BT Openreach to deliver 300Mbps FTTP service

Fibre will be available to ISPs on a wholesale basis but it will prove difficult for them to deliver a profitable product

BT Openreach has made several announcements it claims will provide a major boost to broadband in the UK.

It launched a Fibre-to-the-Premises (FTTP) service, with initial speeds of up to 110Mbps. The service will be available in six locations from October: Ashford, Bradwell Abbey, Highams Park, Chester South, St Austell and York.

The FTTP service will increase in speed to approximately 300Mbps from spring 2012.

The company has also said that Fibre-to-the-Cabinet (FTTC) speeds will roughly double, from 40Mbps to 80Mbps in 2012.

These announcements see BT Openreach moving towards its promise last summer to roll out fibre services (either FTTP or FTTC) to two-thirds of its customers by 2015. By spring 2011, the FTTP rollout will be provided to 2.5 million business customers.

Other providers will be able to piggyback BT's fibre network, enabling them to compete with the next fastest offering of 100Mbps from Virgin Media.

These moves are part of the £2.5bn investment in fibre broadband that BT has committed to making by the end of 2015.

Other ISPs will be able to hire the BT fibre network to provide their own high-speed services.

Michael Philpott, an analyst at Ovum, said: "This move is important to the market as competitors are starting to play the 'speed card'. Speed is important for video services, but it is expensive for ISPs to use this fibre network. It's hard for them to make profits and costs more to run a service over fibre than the traditional LLU service for DSL network."

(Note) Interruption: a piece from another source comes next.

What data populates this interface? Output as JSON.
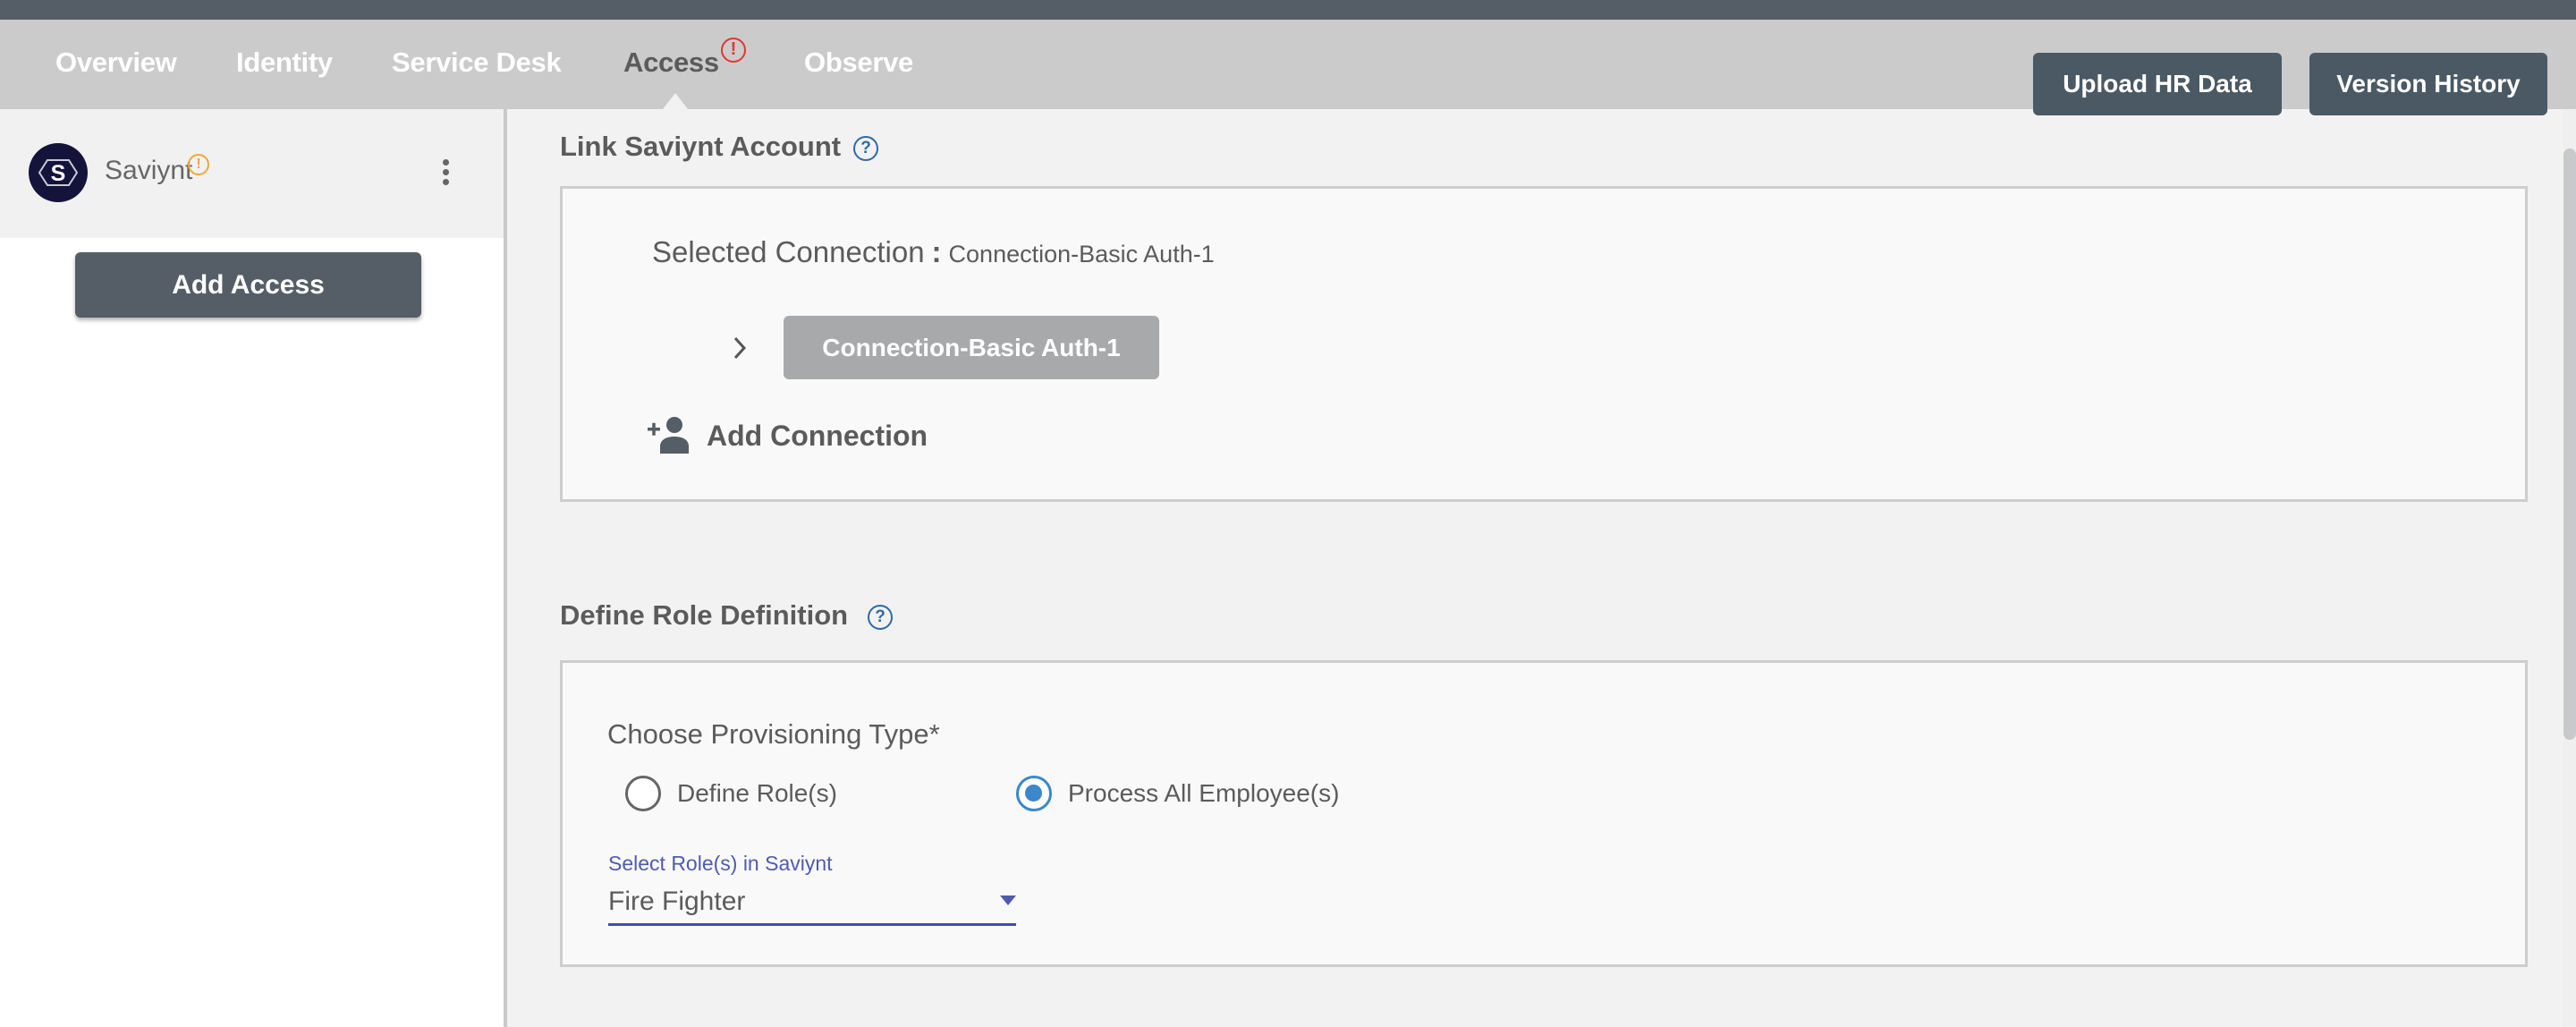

Openreach chief executive Liv Garfield said: "These developments will transform broadband speeds across the country and propel the UK up the broadband league tables."

Communications minister Ed Vaizey said: "These are significant announcements for the UK. Improving the UK's broadband infrastructure will help our high-tech, digital industries grow. It will ensure the UK is an attractive place to start up and base the businesses of tomorrow."